Fears of rental accommodation scarcity as a third of landlords contemplate selling up

There are fears rental accommodation could become scarce with a survey showing a third of landlords are thinking of selling up.

Tax changes, rising interest rates and costs related to the healthy home standards have already seen some investors exit the market.

A dozen central Auckland apartments are up for sale at bargain prices because the overseas owner is pulling out.

"For a lot of our landlord or investor clients, the cost of compliance for Healthy Homes, cost of mortgages are all going up so it's putting a lot of financial pressure on a lot of people out there. That's why we see sales like this, with multiple properties going to market at the same time," said Scott Dunn, sales manager at City Sales.

Dunn is selling the portfolio on the owner's behalf - a trend he says is growing.

"We have phone calls with people saying, 'I just don't want to be a landlord anymore'," he said.

It's a similar situation for one Palmerston North-based owner of investment properties.

"It's an investment, right?
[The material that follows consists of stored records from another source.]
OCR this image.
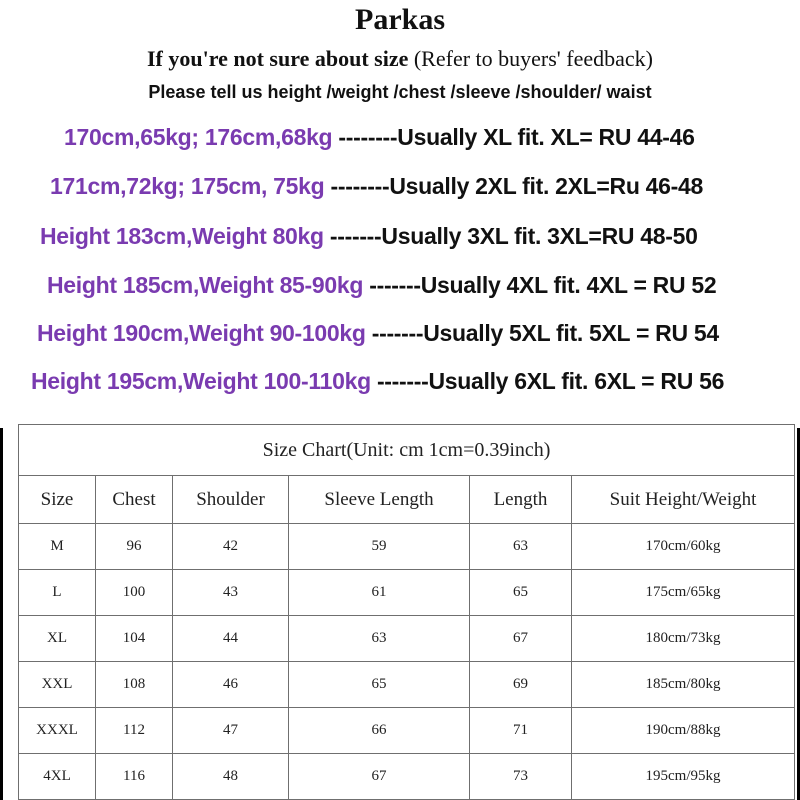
Parkas
If you're not sure about size (Refer to buyers' feedback)
Please tell us height /weight /chest /sleeve /shoulder/ waist
170cm,65kg; 176cm,68kg --------Usually XL fit. XL= RU 44-46
171cm,72kg; 175cm, 75kg --------Usually 2XL fit. 2XL=Ru 46-48
Height 183cm,Weight 80kg -------Usually 3XL fit. 3XL=RU 48-50
Height 185cm,Weight 85-90kg -------Usually 4XL fit. 4XL = RU 52
Height 190cm,Weight 90-100kg -------Usually 5XL fit. 5XL = RU 54
Height 195cm,Weight 100-110kg -------Usually 6XL fit. 6XL = RU 56
Size Chart(Unit: cm 1cm=0.39inch)					
Size	Chest	Shoulder	Sleeve Length	Length	Suit Height/Weight
M	96	42	59	63	170cm/60kg
L	100	43	61	65	175cm/65kg
XL	104	44	63	67	180cm/73kg
XXL	108	46	65	69	185cm/80kg
XXXL	112	47	66	71	190cm/88kg
4XL	116	48	67	73	195cm/95kg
So we're wanting to make some benefit off it and with this interest deductibility rule and tenancy law, it's become quite difficult to be a landlord," said landlord Aveen Mitra.

Many landlords are struggling with the Government's decision to phase out interest deductibility.

Previously, 100 percent of interest could be claimed as an expense by residential landlords but it's being incrementally phased out over five years until eventually they won't be able to do it at all. There is an exemption though for new builds.

A recent survey of property investors showed 32 percent were contemplating selling their rental properties because of that tax change.

The Auckland Property Investors Association is worried rental accommodation could become scarce if too many landlords exit the market.

"If we see a decrease in the number of landlords who want to be one, we are certainly at a big risk of losing that. Even if a small percent - say 1 percent - leave, that's 5000 properties we're talking about," said president Kristin Sutherland.

On the flip side though, that could benefit first-home buyers.

"If the first-home buyer can withstand the high interest rates for a couple more years, then they should absolutely get into the market right now," Dunn advised.

But it's those who can't afford to buy a home who could be the biggest losers - as rental stock goes down and rents almost certainly go up.